Attitudes and laws that make multiple marriages (in sequence, of
course) difficult for the romantic and sentimental among us are archaic
obstacles that one learns to circumvent with the aid of weary judges
and clever attorneys.
Now, the absurdity of much of this lies in the fact that we pretend
that marriages of short duration must be contracted for life. Why not
permit a flexible contract perhaps for one or two or more years, with
period options to renew? If a couple grew disenchanted with their life
together, they would not feel trapped for life. They would not have to
anticipate and then go through the destructive agonies of divorce. They
would not have to carry about the stigma of marital failure, like the
mark of Cain on their foreheads. Instead of a declaration of war, they
could simply let their contract lapse, and while still friendly, be
free to continue their romantic quest. Sexualized romanticism is now so
fundamental to American life—and is bound to become even more so—that
marriage will simply have to accommodate itself to it in one way or
another. For a great proportion of us it already has.

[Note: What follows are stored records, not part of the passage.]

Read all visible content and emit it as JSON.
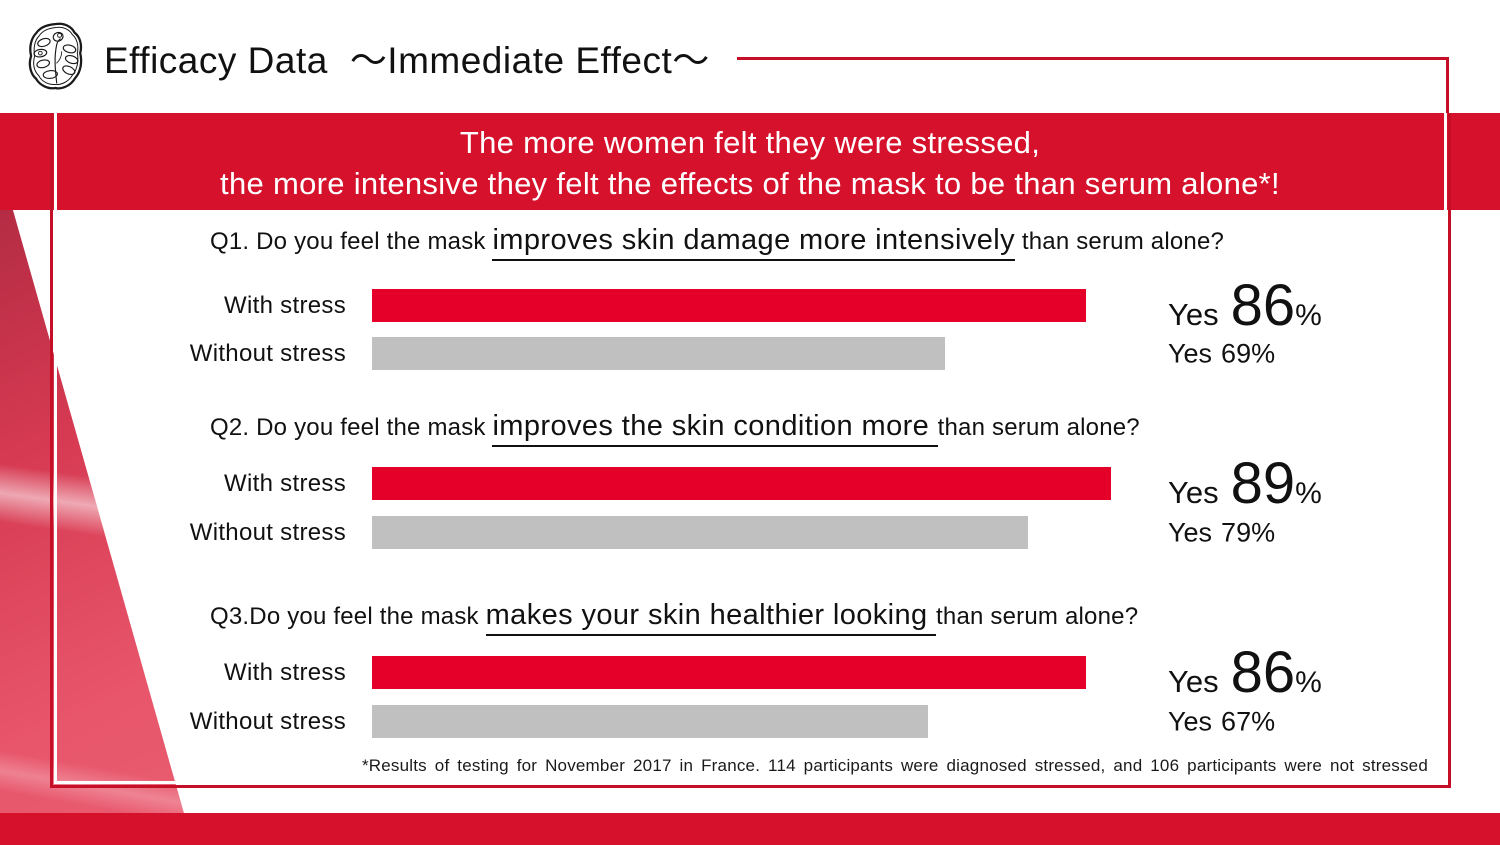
{
  "header": {
    "logo": "flower-emblem-icon",
    "title_main": "Efficacy Data",
    "title_sub": "～Immediate Effect～"
  },
  "banner": {
    "line1": "The more women felt they were stressed,",
    "line2": "the more intensive they felt the effects of the mask to be than serum alone*!"
  },
  "questions": [
    {
      "prefix": "Q1. Do you feel the mask ",
      "highlight": "improves skin damage more intensively",
      "suffix": " than serum alone?",
      "rows": [
        {
          "label": "With stress",
          "yes_word": "Yes",
          "value": 86,
          "percent_sign": "%"
        },
        {
          "label": "Without stress",
          "yes_word": "Yes",
          "value": 69,
          "percent_sign": "%"
        }
      ]
    },
    {
      "prefix": "Q2. Do you feel the mask ",
      "highlight": "improves the skin condition more ",
      "suffix": "than serum alone?",
      "rows": [
        {
          "label": "With stress",
          "yes_word": "Yes",
          "value": 89,
          "percent_sign": "%"
        },
        {
          "label": "Without stress",
          "yes_word": "Yes",
          "value": 79,
          "percent_sign": "%"
        }
      ]
    },
    {
      "prefix": "Q3.Do you feel the mask ",
      "highlight": "makes your skin healthier looking ",
      "suffix": "than serum alone?",
      "rows": [
        {
          "label": "With stress",
          "yes_word": "Yes",
          "value": 86,
          "percent_sign": "%"
        },
        {
          "label": "Without stress",
          "yes_word": "Yes",
          "value": 67,
          "percent_sign": "%"
        }
      ]
    }
  ],
  "footnote": "*Results of testing for November 2017 in France. 114 participants were diagnosed stressed, and 106 participants were not stressed",
  "colors": {
    "banner_red": "#d6112b",
    "bar_red": "#e50029",
    "bar_gray": "#c1c0c0",
    "frame_red": "#c50f26",
    "band_red": "#d6112b"
  },
  "chart_data": {
    "type": "bar",
    "title": "Efficacy Data ～Immediate Effect～",
    "subtitle": "The more women felt they were stressed, the more intensive they felt the effects of the mask to be than serum alone*!",
    "orientation": "horizontal",
    "unit": "% answering Yes",
    "xlim": [
      0,
      100
    ],
    "categories": [
      "With stress",
      "Without stress"
    ],
    "groups": [
      {
        "question": "Q1. Do you feel the mask improves skin damage more intensively than serum alone?",
        "series": [
          {
            "name": "With stress",
            "value": 86,
            "label": "Yes 86%"
          },
          {
            "name": "Without stress",
            "value": 69,
            "label": "Yes 69%"
          }
        ]
      },
      {
        "question": "Q2. Do you feel the mask improves the skin condition more than serum alone?",
        "series": [
          {
            "name": "With stress",
            "value": 89,
            "label": "Yes 89%"
          },
          {
            "name": "Without stress",
            "value": 79,
            "label": "Yes 79%"
          }
        ]
      },
      {
        "question": "Q3.Do you feel the mask makes your skin healthier looking than serum alone?",
        "series": [
          {
            "name": "With stress",
            "value": 86,
            "label": "Yes 86%"
          },
          {
            "name": "Without stress",
            "value": 67,
            "label": "Yes 67%"
          }
        ]
      }
    ],
    "bar_colors": {
      "With stress": "#e50029",
      "Without stress": "#c1c0c0"
    },
    "grid": false,
    "legend_position": "none",
    "note": "*Results of testing for November 2017 in France. 114 participants were diagnosed stressed, and 106 participants were not stressed"
  }
}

What of the children in a society that is moving inexorably toward
consecutive plural marriages? Under present arrangements in which
marriages are ostensibly lifetime contracts and then are dissolved
through hypocritical collusions or messy battles in court, the children
do suffer. Marriage and divorce turn lovers into enemies, and the child
is left to thread his way through the emotional wreckage of his
parents' lives. Financial support of the children, mere subsistence; is
not really a problem in a society as affluent as ours. Enduring
emotional support of children by loving, healthy, and friendly adults
is a serious problem in America, and it is a desperately urgent problem
in many families where divorce is unthinkable. If the bitter and
poisonous denouement of divorce could be avoided by a frank acceptance
of short-term marriages, both adults and children would benefit. Any
time husbands and wives and ex-husbands and ex-wives treat each other
decently, generously, and respectfully, their children will benefit.
The braver and more critical among our teenagers and youthful adults
will still ask, But if the institution is so bad, why get married at
all? This is a tough one to deal with. The social pressures pushing any
couple who live together into marriage are difficult to ignore even by
the most resolute rebel. It can be done, and many should be encouraged
to carry out their own creative experiments in living together in a
relationship that is wholly voluntary. If the demands of society to
conform seem overwhelming, the couple should know that simply to be
defined by others as married will elicit married-like behavior in
themselves, and that is precisely what they want to avoid. How do you
marry and yet live like gentle lovers, or at least like friendly
roommates? Quite frankly, I do not know the answer to that question.